Paper 1: Barriers to Inclusivity in the Solar Value Chain

Key findings:

  • Gender as a system of power.
    To understand structural inequalities in the SVC, we need to analyse how patriarchy intersects with race, class, caste, indigeneity, and colonial history to create compounded exclusions. Gender is not just a demographic variable but a dynamic system of power relations, historically shaped.
  • Value chain geography reflects colonial divisions.
    The most profitable parts of the SVC – technology development and manufacturing – are concentrated in the Global North and China. Meanwhile, the Global South provides raw materials, land, and low-skilled labour. This dynamic perpetuates colonial legacies.
  • Upstream extraction reproduces disposession.
    Recent research has revealed ethical crises that threaten the legitimacy of the energy transition. For example, silica mining for solar panels is displacing forest-dependent communities in India. And reports have shown the use of Uyghur force labour in Chinar to produce polysilicon.
  • Exclusions persist in midstream and downstream.
    Despite promises of job creation, employment in solar projects mainly goes to external, male workers. Large-scale solar parks often create “energy unfreedoms” where local communities bear costs without receiving benefits. Women are restricted to lower-paid assembly work even when they have technical training, reflecting socio-cultural assumptions rather than actual capabilites.
  • Achieving a genuinely just energy transition requires a fundamental transformation.
    We can’t simply include marginalised groups in existing systems. We must centre the knowledge and lived experiences of marginalised communities rather than imposing solutions designed by and for dominant groups.

Paper 2: Opportunities for Inclusivity in the Solar Value Chain

This second paper examines where positibe change is already happening within the SVC. It asks: how does this work, can it be replicated, what enabling conditions can help, and what can we learn?

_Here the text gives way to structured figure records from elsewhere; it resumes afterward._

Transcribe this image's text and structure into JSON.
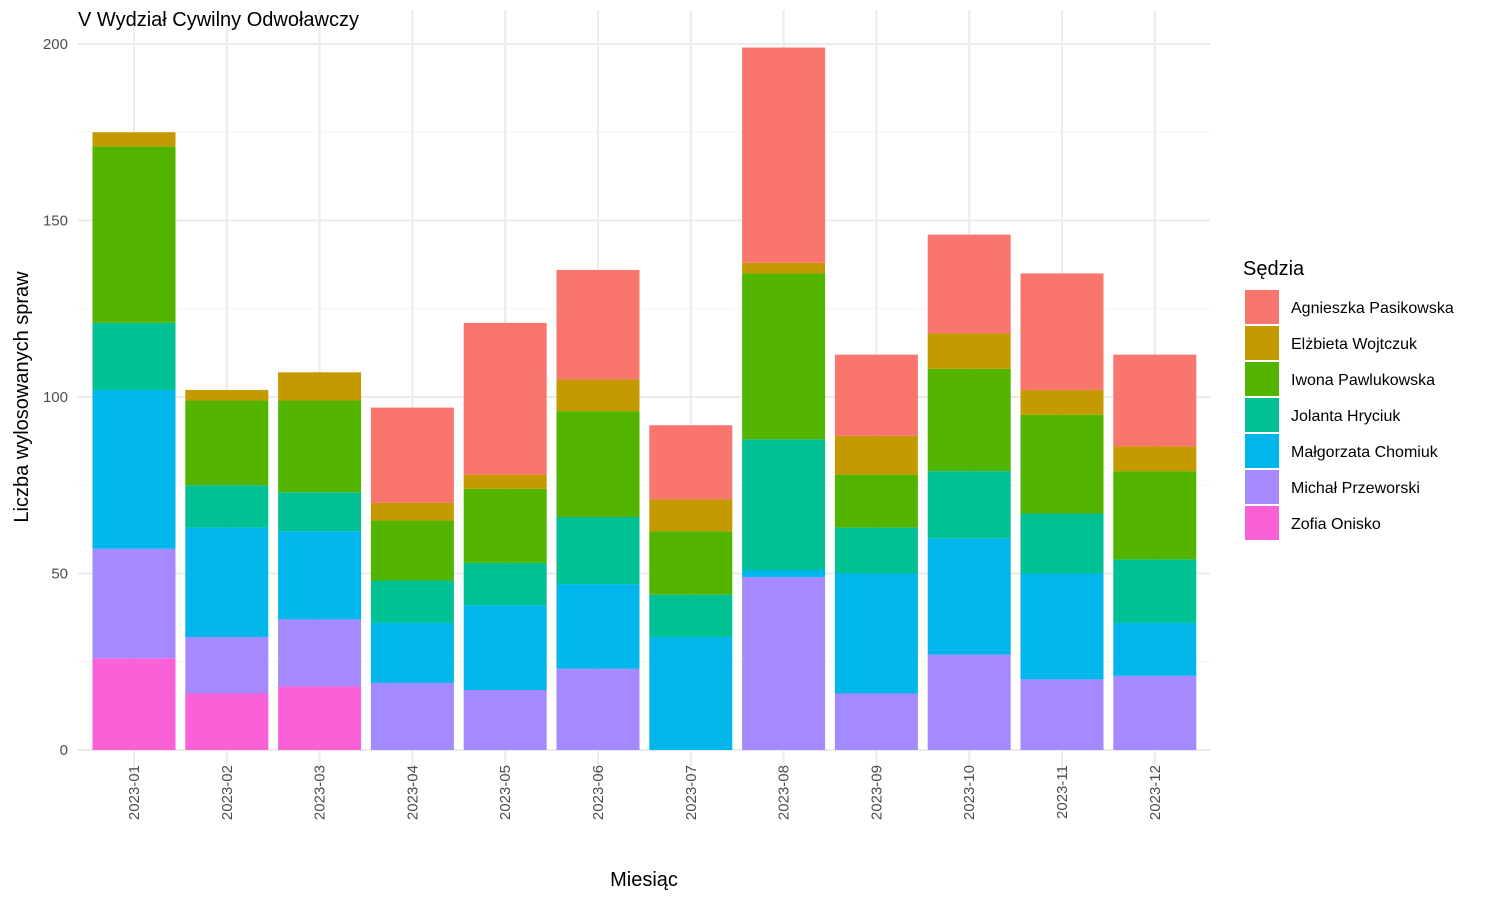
{
  "chart_data": {
    "type": "bar",
    "stacked": true,
    "title": "V Wydział Cywilny Odwoławczy",
    "xlabel": "Miesiąc",
    "ylabel": "Liczba wylosowanych spraw",
    "ylim": [
      0,
      200
    ],
    "yticks": [
      0,
      50,
      100,
      150,
      200
    ],
    "grid": true,
    "legend_title": "Sędzia",
    "legend_position": "right",
    "categories": [
      "2023-01",
      "2023-02",
      "2023-03",
      "2023-04",
      "2023-05",
      "2023-06",
      "2023-07",
      "2023-08",
      "2023-09",
      "2023-10",
      "2023-11",
      "2023-12"
    ],
    "series": [
      {
        "name": "Agnieszka Pasikowska",
        "color": "#F8766D",
        "values": [
          0,
          0,
          0,
          27,
          43,
          31,
          21,
          61,
          23,
          28,
          33,
          26
        ]
      },
      {
        "name": "Elżbieta Wojtczuk",
        "color": "#C49A00",
        "values": [
          4,
          3,
          8,
          5,
          4,
          9,
          9,
          3,
          11,
          10,
          7,
          7
        ]
      },
      {
        "name": "Iwona Pawlukowska",
        "color": "#53B400",
        "values": [
          50,
          24,
          26,
          17,
          21,
          30,
          18,
          47,
          15,
          29,
          28,
          25
        ]
      },
      {
        "name": "Jolanta Hryciuk",
        "color": "#00C094",
        "values": [
          19,
          12,
          11,
          12,
          12,
          19,
          12,
          37,
          13,
          19,
          17,
          18
        ]
      },
      {
        "name": "Małgorzata Chomiuk",
        "color": "#00B6EB",
        "values": [
          45,
          31,
          25,
          17,
          24,
          24,
          32,
          2,
          34,
          33,
          30,
          15
        ]
      },
      {
        "name": "Michał Przeworski",
        "color": "#A58AFF",
        "values": [
          31,
          16,
          19,
          19,
          17,
          23,
          0,
          49,
          16,
          27,
          20,
          21
        ]
      },
      {
        "name": "Zofia Onisko",
        "color": "#FB61D7",
        "values": [
          26,
          16,
          18,
          0,
          0,
          0,
          0,
          0,
          0,
          0,
          0,
          0
        ]
      }
    ]
  }
}
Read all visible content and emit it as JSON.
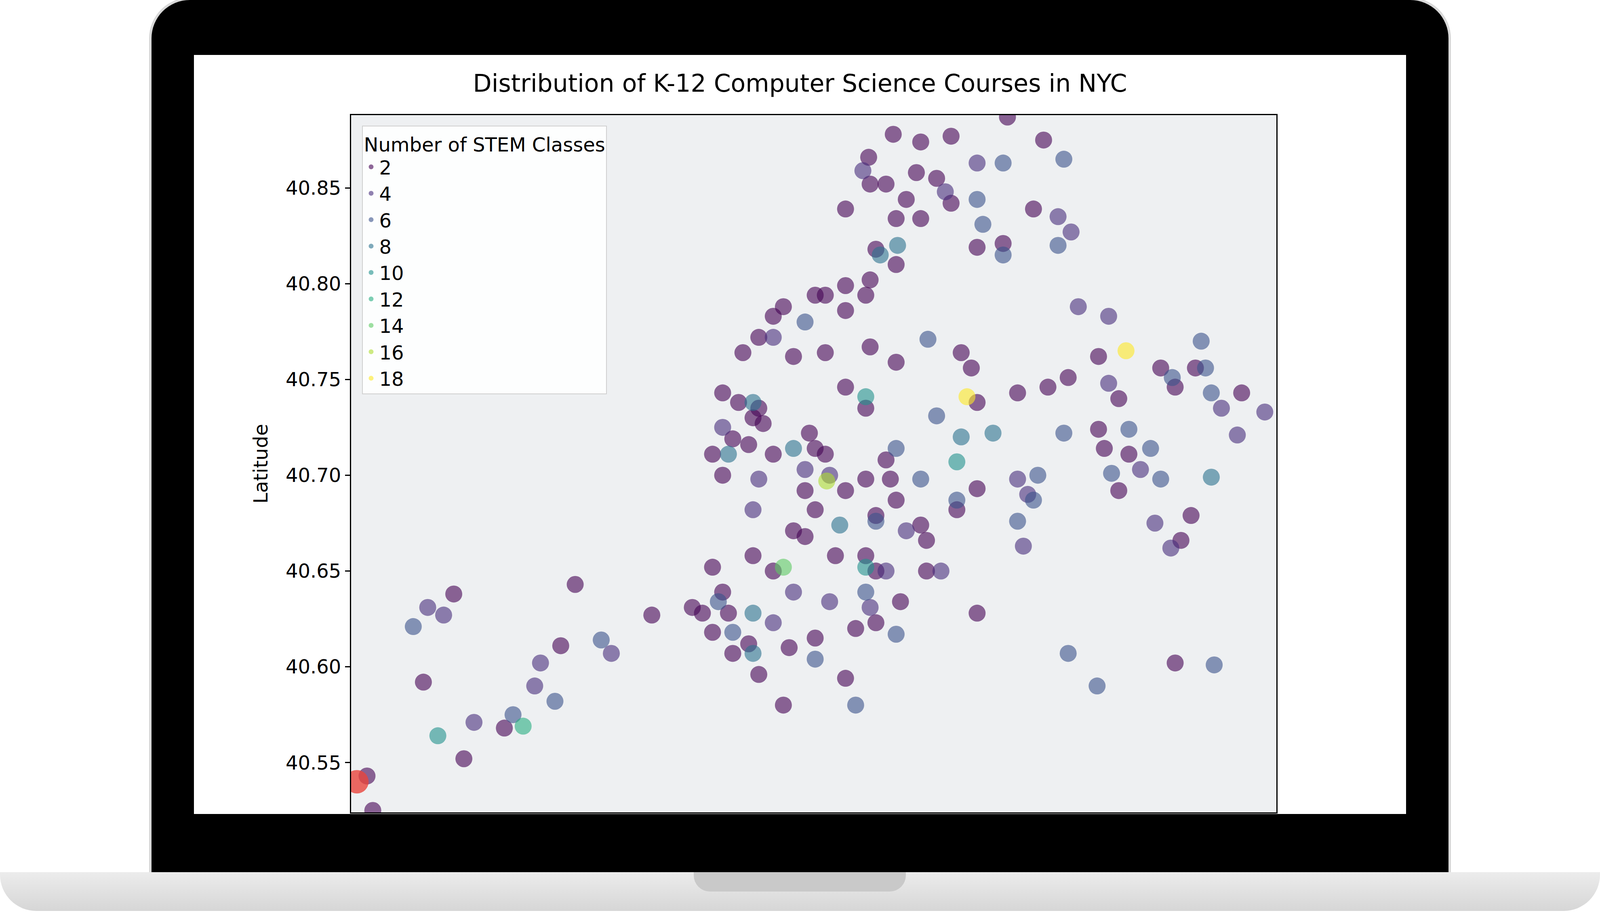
{
  "chart_data": {
    "type": "scatter",
    "title": "Distribution of K-12 Computer Science Courses in NYC",
    "y_label": "Latitude",
    "legend_title": "Number of STEM Classes",
    "legend": "upper left",
    "grid": false,
    "tick_labels": "y",
    "marker": "circle",
    "xlim": [
      -74.26,
      -73.62
    ],
    "ylim": [
      40.524,
      40.888
    ],
    "yticks": [
      40.55,
      {
        "value": 40.6,
        "label": "40.60"
      },
      40.65,
      {
        "value": 40.7,
        "label": "40.70"
      },
      40.75,
      {
        "value": 40.8,
        "label": "40.80"
      },
      40.85
    ],
    "series": [
      {
        "name": "2",
        "color": "#440154",
        "x": [
          -73.885,
          -73.902,
          -73.866,
          -73.845,
          -73.89,
          -73.876,
          -73.855,
          -73.845,
          -73.866,
          -73.883,
          -73.897,
          -73.883,
          -73.809,
          -73.788,
          -73.918,
          -73.901,
          -73.827,
          -73.869,
          -73.806,
          -73.781,
          -73.918,
          -73.939,
          -73.961,
          -73.968,
          -73.918,
          -73.901,
          -73.978,
          -73.989,
          -73.954,
          -73.932,
          -73.932,
          -73.904,
          -74.003,
          -73.992,
          -73.982,
          -73.996,
          -73.985,
          -74.01,
          -74.003,
          -73.968,
          -73.978,
          -73.975,
          -73.943,
          -73.939,
          -73.932,
          -73.918,
          -73.904,
          -73.901,
          -73.883,
          -73.838,
          -73.831,
          -73.827,
          -73.799,
          -73.778,
          -73.764,
          -73.743,
          -73.729,
          -73.743,
          -73.739,
          -73.722,
          -73.7,
          -73.69,
          -73.676,
          -73.644,
          -73.729,
          -73.679,
          -73.686,
          -73.69,
          -73.946,
          -73.939,
          -73.954,
          -73.946,
          -73.918,
          -73.904,
          -73.89,
          -73.887,
          -73.883,
          -73.866,
          -73.862,
          -73.841,
          -73.827,
          -73.897,
          -73.904,
          -73.925,
          -73.897,
          -73.88,
          -73.862,
          -73.827,
          -73.968,
          -73.982,
          -74.01,
          -74.003,
          -73.999,
          -74.017,
          -74.024,
          -74.052,
          -73.985,
          -73.996,
          -73.978,
          -73.961,
          -73.918,
          -73.911,
          -73.939,
          -73.897,
          -73.957,
          -74.01,
          -74.189,
          -74.105,
          -74.115,
          -74.21,
          -74.154,
          -74.249,
          -74.182,
          -74.245
        ],
        "y": [
          40.878,
          40.866,
          40.874,
          40.877,
          40.852,
          40.844,
          40.855,
          40.842,
          40.834,
          40.834,
          40.818,
          40.81,
          40.821,
          40.839,
          40.839,
          40.852,
          40.819,
          40.858,
          40.887,
          40.875,
          40.799,
          40.794,
          40.788,
          40.783,
          40.786,
          40.802,
          40.772,
          40.764,
          40.762,
          40.764,
          40.794,
          40.794,
          40.743,
          40.738,
          40.73,
          40.719,
          40.716,
          40.711,
          40.7,
          40.711,
          40.735,
          40.727,
          40.722,
          40.714,
          40.711,
          40.746,
          40.735,
          40.767,
          40.759,
          40.764,
          40.756,
          40.738,
          40.743,
          40.746,
          40.751,
          40.762,
          40.74,
          40.724,
          40.714,
          40.711,
          40.756,
          40.746,
          40.756,
          40.743,
          40.692,
          40.679,
          40.666,
          40.602,
          40.692,
          40.682,
          40.671,
          40.668,
          40.692,
          40.698,
          40.708,
          40.698,
          40.687,
          40.674,
          40.666,
          40.682,
          40.693,
          40.679,
          40.658,
          40.658,
          40.65,
          40.634,
          40.65,
          40.628,
          40.65,
          40.658,
          40.652,
          40.639,
          40.628,
          40.628,
          40.631,
          40.627,
          40.612,
          40.607,
          40.596,
          40.58,
          40.594,
          40.62,
          40.615,
          40.623,
          40.61,
          40.618,
          40.638,
          40.643,
          40.611,
          40.592,
          40.568,
          40.543,
          40.552,
          40.525
        ]
      },
      {
        "name": "4",
        "color": "#472d7b",
        "x": [
          -73.906,
          -73.849,
          -73.771,
          -73.762,
          -73.827,
          -73.968,
          -74.003,
          -73.978,
          -73.946,
          -73.929,
          -73.89,
          -73.901,
          -73.929,
          -73.968,
          -73.954,
          -73.852,
          -73.714,
          -73.693,
          -73.704,
          -73.658,
          -73.628,
          -73.647,
          -73.736,
          -73.757,
          -73.736,
          -73.799,
          -73.795,
          -73.792,
          -73.876,
          -74.129,
          -74.133,
          -74.08,
          -74.175,
          -74.207,
          -74.196,
          -73.982
        ],
        "y": [
          40.859,
          40.848,
          40.835,
          40.827,
          40.863,
          40.772,
          40.725,
          40.698,
          40.703,
          40.7,
          40.65,
          40.631,
          40.634,
          40.623,
          40.639,
          40.65,
          40.703,
          40.662,
          40.675,
          40.735,
          40.733,
          40.721,
          40.783,
          40.788,
          40.748,
          40.698,
          40.663,
          40.69,
          40.671,
          40.602,
          40.59,
          40.607,
          40.571,
          40.631,
          40.627,
          40.682
        ]
      },
      {
        "name": "6",
        "color": "#3b528b",
        "x": [
          -73.767,
          -73.771,
          -73.809,
          -73.823,
          -73.809,
          -73.946,
          -73.883,
          -73.866,
          -73.841,
          -73.785,
          -73.799,
          -73.707,
          -73.7,
          -73.672,
          -73.734,
          -73.767,
          -73.722,
          -73.669,
          -73.788,
          -73.855,
          -73.861,
          -73.939,
          -73.911,
          -73.883,
          -73.904,
          -73.897,
          -74.006,
          -73.996,
          -74.087,
          -74.217,
          -74.148,
          -74.119,
          -73.764,
          -73.744,
          -73.663,
          -73.692,
          -73.665,
          -73.827
        ],
        "y": [
          40.865,
          40.82,
          40.815,
          40.831,
          40.863,
          40.78,
          40.714,
          40.698,
          40.687,
          40.7,
          40.676,
          40.714,
          40.698,
          40.77,
          40.701,
          40.722,
          40.724,
          40.756,
          40.687,
          40.731,
          40.771,
          40.604,
          40.58,
          40.617,
          40.639,
          40.676,
          40.634,
          40.618,
          40.614,
          40.621,
          40.575,
          40.582,
          40.607,
          40.59,
          40.601,
          40.751,
          40.743,
          40.844
        ]
      },
      {
        "name": "8",
        "color": "#2c728e",
        "x": [
          -73.882,
          -73.894,
          -73.982,
          -73.999,
          -73.954,
          -73.982,
          -73.982,
          -73.922,
          -73.665,
          -73.838,
          -73.816
        ],
        "y": [
          40.82,
          40.815,
          40.738,
          40.711,
          40.714,
          40.628,
          40.607,
          40.674,
          40.699,
          40.72,
          40.722
        ]
      },
      {
        "name": "10",
        "color": "#21918c",
        "x": [
          -73.904,
          -73.841,
          -73.904,
          -74.2
        ],
        "y": [
          40.741,
          40.707,
          40.652,
          40.564
        ]
      },
      {
        "name": "12",
        "color": "#28ae80",
        "x": [
          -74.141
        ],
        "y": [
          40.569
        ]
      },
      {
        "name": "14",
        "color": "#5ec962",
        "x": [
          -73.961
        ],
        "y": [
          40.652
        ]
      },
      {
        "name": "16",
        "color": "#addc30",
        "x": [
          -73.931
        ],
        "y": [
          40.697
        ]
      },
      {
        "name": "18",
        "color": "#fde725",
        "x": [
          -73.724,
          -73.834
        ],
        "y": [
          40.765,
          40.741
        ]
      },
      {
        "color": "#e8453c",
        "x": [
          -74.256
        ],
        "y": [
          40.54
        ]
      }
    ]
  }
}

It presents a series of case studies from upstream market research and product design, through distribution, installation and repair, to community governance and end-of-life. The cases include both delivery-level examples and system-level enablers. Thank you to the contributors: IIT Kanpur; Sunsafe; Kijani Testing; POWERE; ENACT; Ashden; Value for Women; and Global Disability Innovation Hub.

Key findings:

  • Inclusion cannot be achieved at any single level alone.
    Inclusion is not the product of a single intervention, but of alignment between practice and system design. Delivery-level interventions can open access, but we need system-level alignment to sustain and deepen inclusion over time.
  • The cases do not prove that the solar value chain is inclusive, but that inclusion is achievable.
    Inclusion must be designed in from the outset and sustained beyond the life of individual projects.
  • Inclusion is not an add-on to energy access, but a condition of its durability.
    Inclusive design produces more reliable technologies, stronger maintenance ecosystems, better alignment with user demand, and greater trust in energy services.

While the first paper examines the challenges present in the solar value chain, the second paper includes case studies showing how more inclusive outcomes are possible. To be successful, inclusivity must be designed in from the outset, institutionally embedded during implementation, and sustained beyond the life of individual projects.

Going forward, TEA@SUNRISE aims to shape the conditions under which inclusivity can thrive rather than simply documenting what works. As we have shown, inclusion is not an add-on to solar transitions, but an essential condition of whether they are equitable, durable, and viable at scale.


TEA@SUNRISE is part of the Transforming Energy Access platform funded by UK aid from the UK Government to support the technologies, business models and skills needed to enable an inclusive, clean energy transition.

This report has been funded by UK aid from the UK government; however the views expressed do not necessarily reflect the UK government’s official policies.